7. Analogue signal control switch comprising:

an MOS-type FET device having a substrate, a source electrode, a drain electrode, a first gate electrode insulated from the substrate, and a second gate electrode coupled to said substrate;

means for supplying analogue input signals to said source electrode;

a low impedance load connected to said drain electrode;

means for supplying a control signal to said first gate electrode so as to effect on-off control of said MOS-type FET device;

switching means selectively connecting said second gate electrode to ground for separating said substrate of the FET device from ground only when the FET device is in operation; and

wherein said switching means consists of diode means responsive to a control signal at said first gate electrode for selectively isolating said second gate electrode from ground.

8. Analogue signal control switch according to claim 7 wherein said diode means consists of at least one diode connected between said first and second gate electrodes.

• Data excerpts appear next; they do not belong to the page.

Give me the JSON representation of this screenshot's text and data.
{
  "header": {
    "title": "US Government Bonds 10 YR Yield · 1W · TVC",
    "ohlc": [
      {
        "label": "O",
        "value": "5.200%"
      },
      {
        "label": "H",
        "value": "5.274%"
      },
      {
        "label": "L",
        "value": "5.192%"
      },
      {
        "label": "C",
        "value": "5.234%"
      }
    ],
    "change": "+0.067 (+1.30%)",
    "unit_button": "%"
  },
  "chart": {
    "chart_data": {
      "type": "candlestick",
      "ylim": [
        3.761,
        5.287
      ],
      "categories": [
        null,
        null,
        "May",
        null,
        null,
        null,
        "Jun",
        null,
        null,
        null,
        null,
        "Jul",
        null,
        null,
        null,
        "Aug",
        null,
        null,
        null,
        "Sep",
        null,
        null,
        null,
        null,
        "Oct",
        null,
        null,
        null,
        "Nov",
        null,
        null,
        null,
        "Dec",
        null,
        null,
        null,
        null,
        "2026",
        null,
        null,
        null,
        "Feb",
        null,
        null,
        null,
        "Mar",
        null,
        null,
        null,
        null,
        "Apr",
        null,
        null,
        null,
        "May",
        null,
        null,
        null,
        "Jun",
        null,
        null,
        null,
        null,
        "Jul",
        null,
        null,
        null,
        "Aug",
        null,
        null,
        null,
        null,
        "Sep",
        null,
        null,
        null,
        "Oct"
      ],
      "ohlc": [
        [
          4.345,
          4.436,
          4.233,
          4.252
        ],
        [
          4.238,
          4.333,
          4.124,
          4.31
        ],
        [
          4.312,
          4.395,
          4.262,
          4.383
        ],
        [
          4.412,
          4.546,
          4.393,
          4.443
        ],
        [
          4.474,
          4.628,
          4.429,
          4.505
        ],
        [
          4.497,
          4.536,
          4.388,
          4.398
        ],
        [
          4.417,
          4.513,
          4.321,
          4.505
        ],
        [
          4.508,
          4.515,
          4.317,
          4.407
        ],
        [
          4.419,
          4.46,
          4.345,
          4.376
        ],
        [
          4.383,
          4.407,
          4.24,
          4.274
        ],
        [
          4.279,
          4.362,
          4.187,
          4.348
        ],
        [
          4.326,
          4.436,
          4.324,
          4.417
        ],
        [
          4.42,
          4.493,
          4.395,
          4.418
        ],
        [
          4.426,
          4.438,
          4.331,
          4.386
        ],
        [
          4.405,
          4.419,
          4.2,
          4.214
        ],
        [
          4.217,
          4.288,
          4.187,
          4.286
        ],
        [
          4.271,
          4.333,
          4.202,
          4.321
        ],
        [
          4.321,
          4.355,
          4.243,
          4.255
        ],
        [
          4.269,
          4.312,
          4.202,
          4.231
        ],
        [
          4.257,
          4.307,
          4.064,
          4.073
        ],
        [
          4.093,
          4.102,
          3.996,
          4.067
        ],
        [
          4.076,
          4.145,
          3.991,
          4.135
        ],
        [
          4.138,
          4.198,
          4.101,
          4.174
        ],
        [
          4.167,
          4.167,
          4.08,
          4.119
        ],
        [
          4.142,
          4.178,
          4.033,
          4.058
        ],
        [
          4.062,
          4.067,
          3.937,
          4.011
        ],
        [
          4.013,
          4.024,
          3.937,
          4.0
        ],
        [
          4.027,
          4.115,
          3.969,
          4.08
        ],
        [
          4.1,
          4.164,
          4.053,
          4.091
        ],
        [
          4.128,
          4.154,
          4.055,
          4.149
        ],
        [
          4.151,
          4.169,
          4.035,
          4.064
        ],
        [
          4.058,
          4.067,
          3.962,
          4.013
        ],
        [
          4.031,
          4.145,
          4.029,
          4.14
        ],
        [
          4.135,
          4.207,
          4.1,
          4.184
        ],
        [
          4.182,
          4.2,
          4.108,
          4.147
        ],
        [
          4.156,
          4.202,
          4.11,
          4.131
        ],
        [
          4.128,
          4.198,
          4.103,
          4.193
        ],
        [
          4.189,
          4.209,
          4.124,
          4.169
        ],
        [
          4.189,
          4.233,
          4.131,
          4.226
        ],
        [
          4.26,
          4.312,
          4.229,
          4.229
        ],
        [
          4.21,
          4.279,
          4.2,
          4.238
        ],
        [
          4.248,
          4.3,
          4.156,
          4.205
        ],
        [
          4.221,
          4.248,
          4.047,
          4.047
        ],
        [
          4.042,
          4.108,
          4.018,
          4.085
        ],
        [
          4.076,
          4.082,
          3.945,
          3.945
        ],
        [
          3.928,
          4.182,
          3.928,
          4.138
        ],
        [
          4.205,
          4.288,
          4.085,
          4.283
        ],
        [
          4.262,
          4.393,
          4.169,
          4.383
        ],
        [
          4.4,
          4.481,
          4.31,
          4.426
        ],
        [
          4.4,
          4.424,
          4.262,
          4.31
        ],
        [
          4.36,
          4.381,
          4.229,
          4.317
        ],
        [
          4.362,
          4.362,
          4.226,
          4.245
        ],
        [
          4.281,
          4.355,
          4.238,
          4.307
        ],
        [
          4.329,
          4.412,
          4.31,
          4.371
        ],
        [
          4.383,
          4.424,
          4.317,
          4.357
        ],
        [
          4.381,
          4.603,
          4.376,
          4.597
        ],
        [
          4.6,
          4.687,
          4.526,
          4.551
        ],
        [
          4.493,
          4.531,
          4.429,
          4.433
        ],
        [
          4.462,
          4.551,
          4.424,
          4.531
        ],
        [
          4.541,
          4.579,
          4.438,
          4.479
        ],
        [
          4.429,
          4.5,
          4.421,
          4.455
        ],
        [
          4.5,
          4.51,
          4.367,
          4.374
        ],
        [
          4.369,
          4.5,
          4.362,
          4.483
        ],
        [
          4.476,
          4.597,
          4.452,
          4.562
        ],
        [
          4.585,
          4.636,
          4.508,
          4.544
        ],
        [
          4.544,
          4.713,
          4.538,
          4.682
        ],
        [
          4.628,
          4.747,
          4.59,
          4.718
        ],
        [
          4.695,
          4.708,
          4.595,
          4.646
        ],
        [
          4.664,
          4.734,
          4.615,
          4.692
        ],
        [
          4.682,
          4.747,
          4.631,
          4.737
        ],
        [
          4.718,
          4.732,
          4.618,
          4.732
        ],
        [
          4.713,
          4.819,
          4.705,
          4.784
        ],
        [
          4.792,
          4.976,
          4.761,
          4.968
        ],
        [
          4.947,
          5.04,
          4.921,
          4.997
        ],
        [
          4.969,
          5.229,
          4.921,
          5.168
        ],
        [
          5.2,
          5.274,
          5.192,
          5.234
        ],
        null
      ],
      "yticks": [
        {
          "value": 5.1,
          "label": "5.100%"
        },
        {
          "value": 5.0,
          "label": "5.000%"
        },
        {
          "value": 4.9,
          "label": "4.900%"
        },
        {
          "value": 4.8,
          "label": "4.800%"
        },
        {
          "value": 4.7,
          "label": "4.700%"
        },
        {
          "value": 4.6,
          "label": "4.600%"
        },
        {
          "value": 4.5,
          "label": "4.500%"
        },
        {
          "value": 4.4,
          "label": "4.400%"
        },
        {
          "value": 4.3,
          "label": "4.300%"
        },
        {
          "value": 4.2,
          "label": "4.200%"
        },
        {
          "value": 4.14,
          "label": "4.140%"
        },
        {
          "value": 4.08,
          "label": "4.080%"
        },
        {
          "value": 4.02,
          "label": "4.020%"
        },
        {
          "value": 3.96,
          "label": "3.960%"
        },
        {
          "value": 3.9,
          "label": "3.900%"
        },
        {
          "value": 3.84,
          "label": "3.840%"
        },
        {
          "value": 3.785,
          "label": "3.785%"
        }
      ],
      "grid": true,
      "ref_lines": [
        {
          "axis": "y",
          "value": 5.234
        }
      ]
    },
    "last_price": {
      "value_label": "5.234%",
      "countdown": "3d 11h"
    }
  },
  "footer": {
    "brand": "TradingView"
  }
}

9. Analogue signal control switch comprising:

an MOS-type FET device having a substrate, a source electrode, a drain electrode, a first gate electrode insulated from the substrate, and a second gate electrode coupled to said substrate;

means for supplying analogue input signals to said source electrode;

a low impedance load connected to said drain electrode;

means for supplying a control signal to first gate electrode so as to effect on-off control of said MOS-type FET device;

switching means selectively connecting said second gate electrode to ground for separating said substrate of the FET device from ground only when the FET device is in operation;

wherein said switching means comprises a series circuit having first diode, second diode and a first resistor, which is connected between the first gate electrode and the second gate electrode of the FET device;

a third diode connected between the second gate electrode and ground; and

a resistor connected between the connecting point of said first and second diodes and ground.